In this age of cyber crime, the introduction of many online transactions by many institutions should come with proper education and necessary guidelines to forestall disaster.

In our previous edition we carried an article in which a pensioner lost his entire $26 000 pension to suspected cyber criminals.

Apparently the man received a message on his phone that allegedly was from his bank, with a phone call that followed later also claiming the same and asking for his account details.

It was after he gave away the account details over the phone that his money was withdrawn from his account and all he saw were messages of the withdrawals. We believe all institutions whose operations involve some online component need to adequately arm their clients on how they should handle their information.

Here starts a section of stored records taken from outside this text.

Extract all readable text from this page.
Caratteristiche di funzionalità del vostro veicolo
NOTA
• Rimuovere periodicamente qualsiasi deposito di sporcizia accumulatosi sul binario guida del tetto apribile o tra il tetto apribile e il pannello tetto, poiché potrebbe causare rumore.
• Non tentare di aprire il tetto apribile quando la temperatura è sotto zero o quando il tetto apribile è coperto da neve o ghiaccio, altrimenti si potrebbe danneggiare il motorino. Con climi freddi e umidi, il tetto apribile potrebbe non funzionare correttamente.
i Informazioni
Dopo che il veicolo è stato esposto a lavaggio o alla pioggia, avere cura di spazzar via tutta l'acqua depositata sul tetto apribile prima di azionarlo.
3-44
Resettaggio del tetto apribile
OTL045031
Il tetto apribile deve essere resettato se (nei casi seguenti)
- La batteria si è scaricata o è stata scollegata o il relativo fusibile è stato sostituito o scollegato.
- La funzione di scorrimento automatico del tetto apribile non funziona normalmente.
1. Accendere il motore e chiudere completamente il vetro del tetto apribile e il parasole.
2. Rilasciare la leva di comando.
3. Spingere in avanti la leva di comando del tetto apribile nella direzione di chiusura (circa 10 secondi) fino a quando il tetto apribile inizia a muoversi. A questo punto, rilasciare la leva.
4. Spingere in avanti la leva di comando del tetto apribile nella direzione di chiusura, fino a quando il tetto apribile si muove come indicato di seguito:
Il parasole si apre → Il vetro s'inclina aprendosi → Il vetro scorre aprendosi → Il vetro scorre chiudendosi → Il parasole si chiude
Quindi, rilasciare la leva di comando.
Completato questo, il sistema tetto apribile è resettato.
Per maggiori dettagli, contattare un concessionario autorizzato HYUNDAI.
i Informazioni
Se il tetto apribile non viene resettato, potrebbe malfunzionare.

Of course, banks will say that they issue regular statements concerning cyber crime but the issue is that if one receives a call from their bank, they are likely to pay attention, especially if what the person on the line says tallies with one’s account details. We believe this is where the criminal elements gain the clients’ trust in that the client then assumes the person could only be from the bank since they would not have shared the information with anyone else.

It is worrying how the gangs get hold of information on people’s accounts such as the pensioner that had just got his pension lump sum.

Clearly some of the safeguards between the pension payment right through to the transfer into the bank and the subsequent suspicious withdrawal seem to suggest that there was an information leak that was enough for whoever planned the crime to convince the poor pensioner to part with his account information.

And not only did the criminals delay the victim from reporting the crime, they also pulled him out of the bank by claiming that they were fixing the mistake they had made on his account.

This is as scary as it is shocking and surely needs deeper investigation. It is also our hope that our police force is capacitated to handle such cases since technology is ever changing and advancing daily.

So much business is now being conducted online, and this exposes many people to these kinds of criminals. We have had gangs that clone cards, now these criminals on the loose emptying people’s accounts.

With the Reserve Bank of Zimbabwe now releasing notes into the system, bank trips will soon be a common thing. It is our hope that our law enforcement in conjunction with the financial institutions have a system of anticipating possible trouble areas so that we minimise the risk to our people.

We urge the public never to trust phone requests for personal banking information and never to give their personal identification number to anyone, not even a bank official.

We pray that the cyber criminals are arrested to re-assure the public that is still in shock over how easily one could lose their lifetime savings.